1

I wish to use the function gls in the R package nlme to analyse a set of nested spatial samples, in which many samples overlap in at least some spatial coordinates. I want to account for non-independence in the response variable (the thing I'm measuring in each spatial sample) using either a corStruct or pdMat object, but I'm confused about how to do this.

I have generated a covariance matrix that should encode all the information about non-independence between spatial samples. Each row/column is a distinct spatial sample, the diagonal contains the total number of sampling units captured by each spatial sample, and the off-diagonal elements contain counts of sampling units shared between spatial samples.

I think I should use the nlme function gls while specifying a correlation structure, possibly using a corSymm or pdMat object. But I've only seen examples where the correlation structure in gls is specified via a formula. How can I use the covariance matrix that I've created?

Roger
  • 677
  • 2
  • 8
  • 19
  • If you have questions about the best way to model your data, you should ask at [stats.se]. This does not seem like a specific programming question that's appropriate for Stack Overflow. – MrFlick Oct 12 '17 at 16:10
  • I am asking how to specifically get the covariance structure into the nlme function gls, though.
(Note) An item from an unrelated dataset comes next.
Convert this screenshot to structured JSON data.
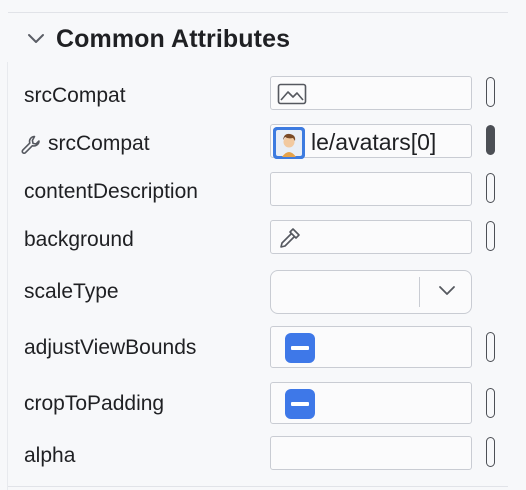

Should I be using corSymm? pdMat? – Roger Oct 12 '17 at 18:20

1 Answers1

3

I discovered that you can pass the nlme function gls a positive-definite correlation matrix by using the general correlation structure provided by corSymm.

# convert your variance covariance matrix into a correlation matrix
CM <- cov2cor(vcv_matrix)

# if your correlation matrix contains zeros, as mine did, you need to convert it to a positive-definite matrix that substitutes very small numbers for those zeros
CM <- nearPD(CM)$mat

# convert into a corStruct object using general correlation structure provided by corSymm
C <- corSymm(CM[lower.tri(CM)], fixed = T)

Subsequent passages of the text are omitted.